Bruss était pour nous un probe auteur de SF, aux romans honnêtes et solides, bien charpentés, un peu ternes, aussi éloignés du space-opera que du roman à prétentions philosophiques ou pédantes ; avec aussi les défauts de ces qualités, une écriture un peu plate, des personnages assez conventionnels ; bref, un artisan jamais médiocre, bien dans la lignée française d'une sage mesure, et repoussant la facilité.
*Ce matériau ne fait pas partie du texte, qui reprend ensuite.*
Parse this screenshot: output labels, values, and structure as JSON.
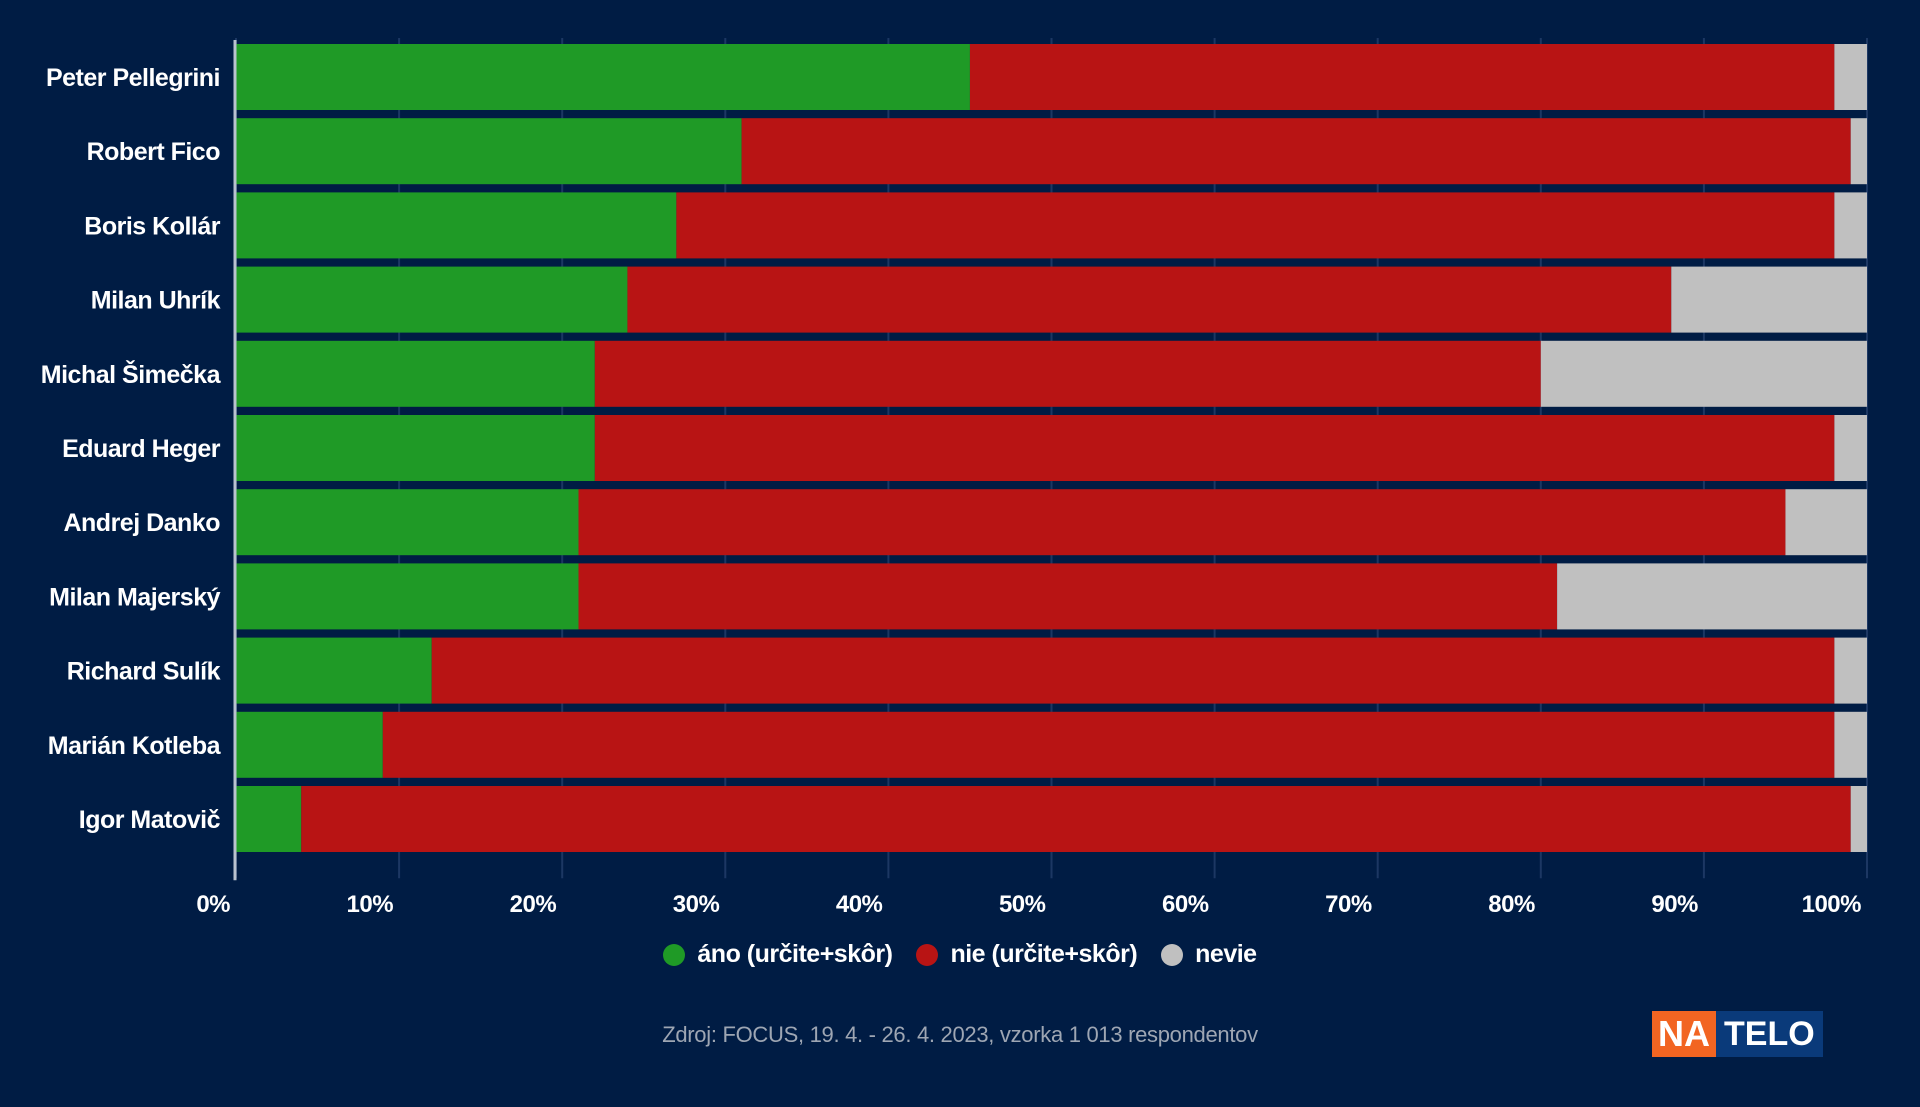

Est-ce un effet de la mutation générale qui s'opère au Fleuve Noir ? Voici qu'il change de genre et s'intéresse au fantastique. Certes, il avait déjà abordé le genre, mais avec des ouvrages qui ne faisaient pas oublier ses récits de SF ; sauf, comme dans Terreur en plein soleil, quand ils utilisaient ouvertement un thème scientifique. Il n'en va plus de même maintenant. Déjà L'astéroïde noir nous emmenait dans un univers qui est sans doute celui du rêve, où la pensée modèle à sa guise une matière mouvante et fluide, monde aberrant et crépusculaire, qui parfois évoque certains paysages de Lovecraft.
L'alliance Bruss-Lovecrafl peut choquer, mais doit être comprise. Bruss n'imite pas le Lovecraft mythologique des terreurs cosmiques et des Grands Anciens ; il n'a pas voulu, comme Jacques Sadoul, en reprendre l'univers, il n'essaye pas d'en restituer la couleur et l'ampleur. La parenté n'est pas dans la trame du récit ou dans le décor, mais dans la démarche, pareillement lente, pareillement soucieuse d'ancrer les bases du rêve dans un réel minutieusement construit.
Dans ce nouveau roman, Bruss, fidèle à sa manière, ne nous plonge pas d'emblée au sein d'une crise, ne débute pas en coup de tonnerre, mais nous fait assister à la lente éclosion du drame, et la crise prendra des mois avant d'éclater et se dénouer. Un tiers du roman est consacré à la peinture de ce petit bourg écossais, à flanc de falaise, à demi ruiné, où deux clans prolongent une haine vieille de plusieurs siècles. Pendant plusieurs chapitres, nous ne faisons qu'y vivre et nous y promener avec le narrateur, rencontrant des personnages un peu inquiétants, un peu insolites, décapant couche par couche la croûte des apparences pour atteindre la réalité profonde et secrète : cette lutte sourde à coups de maléfices, sourdement menée pour éclater en conflit ouvert une fois tous les deux siècles.
Et cette lente imprégnation du fantastique permet au lecteur d'accepter le tourbillon qui va se déchaîner, tout bouleverser et semer la désolation. Et à mesure que le récit se déroute, il s'amplifie. Ce n'est pas, ce n'est plus de l'affrontement de deux sorcelleries de village qu'il s'agit. Moro Ludmar a enchaîné et maîtrisé pour un temps des « puissances suprêmes et inconnues », dont nous ne savons rien, ni le nom, ni la nature, ni les limites, et dont les hommes ne sont que les Instruments. Il y a là encore comme une résonance lovecraftienne. Toutefois, ici, les forces pourront être, non pas vaincues, mais privées de leurs agents, et leur menace ne pèse plus que de façon latente sur le monde.
Est-ce chez Bruss un divertissement passager ou l'amorce d'une nouvelle carrière ? Pour ma part, j'espère qu'il s'agit d'un changement durable, car nous comptons trop peu de romanciers fantastiques.